International Journal of Cutaneous Disorders & Medicine ISSN: 2691-5839
Research Article
The Margin-Anchor Flap: A Novel Split-Closure Technique for Large Temporal BCCs to Avoid Grafting, Scarring Alopecia, and Facial Distortion
Published: 2026-06-19

Abstract

Background: The temporal region accounts for roughly 9–13% of all head and neck basal cell carcinomas (BCCs). Large surgical defects in the temporal region following cutaneous oncologic resections present major biomechanical challenges. Traditional techniques including extensive local flaps or full-thickness skin grafts (FTSG) frequently result in temporal hollowing, texturing mismatches, distortion of critical free margins, neurovascular damages or permanent scarring alopecia along the hairline.
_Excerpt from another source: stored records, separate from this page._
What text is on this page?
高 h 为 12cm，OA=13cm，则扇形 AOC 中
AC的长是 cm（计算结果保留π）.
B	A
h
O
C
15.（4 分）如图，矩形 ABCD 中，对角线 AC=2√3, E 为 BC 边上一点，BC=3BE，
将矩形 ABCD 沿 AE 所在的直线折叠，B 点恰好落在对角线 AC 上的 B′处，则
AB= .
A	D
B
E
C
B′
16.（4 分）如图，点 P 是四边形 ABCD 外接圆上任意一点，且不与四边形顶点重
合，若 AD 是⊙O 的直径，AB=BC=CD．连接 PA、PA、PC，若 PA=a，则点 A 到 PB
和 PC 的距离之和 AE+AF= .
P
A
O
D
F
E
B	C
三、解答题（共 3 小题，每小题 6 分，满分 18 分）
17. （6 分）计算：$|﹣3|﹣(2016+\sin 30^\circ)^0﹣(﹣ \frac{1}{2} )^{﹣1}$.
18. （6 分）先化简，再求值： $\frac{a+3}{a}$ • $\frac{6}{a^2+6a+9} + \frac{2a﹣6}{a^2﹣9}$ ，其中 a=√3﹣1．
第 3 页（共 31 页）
Case Presentation: We present the case of a 66-year-old female patient who presented with a substantial, Pigmented basal cell carcinoma (BCC) of the right temporal region. Wide local excision with clear histopathological deep and peripheral margins yielded a substantial 3.5X2.5cm surgical defect. Surgical Technique (The Margin-Anchor Flap): Rather than using a skin graft, a modified local Rotational-Advancement flap was designed. The superior border of the flap incision was extended superiorly by >0.5cm along the temporal aesthetic line to recruit local tissue horizontally. The primary body of the flap was advanced under optimal physiological tension and anchored firmly to the underlying deep temporal fascia using slowly absorbable 4-0 vicryl sutures. This “Margin-Anchor” technique locked the structural closing vectors into place, absorbing all kinetic stress and shielding the periorbital units (eyebrow, lateral canthus), the cheek, the angle of the mouth, and the pinna from anatomical distortion. A small, residual peripheral crescent of the defect adjacent to the permanent frontotemporal hairline was left to heal via controlled secondary intention. Results: Complete wound healing and edge epithelialization were achieved within 3 weeks without any flap ischemia or necrosis. There was zero postoperative ectropion, eyebrow lag, pinna displacement, or facial asymmetry. The micro-deficit adjacent to the scalp healed seamlessly, beautifully preserving the natural hairline contour and completely avoiding surgical scarring alopecia or temporal hollow flattening. Conclusion: The Margin-Anchor Flap utilizing a split-closure approach offers a powerful, low-morbidity option for large temporal reconstructions, eliminating the need for extensive autologous grafting or high-risk tissue rearrangement.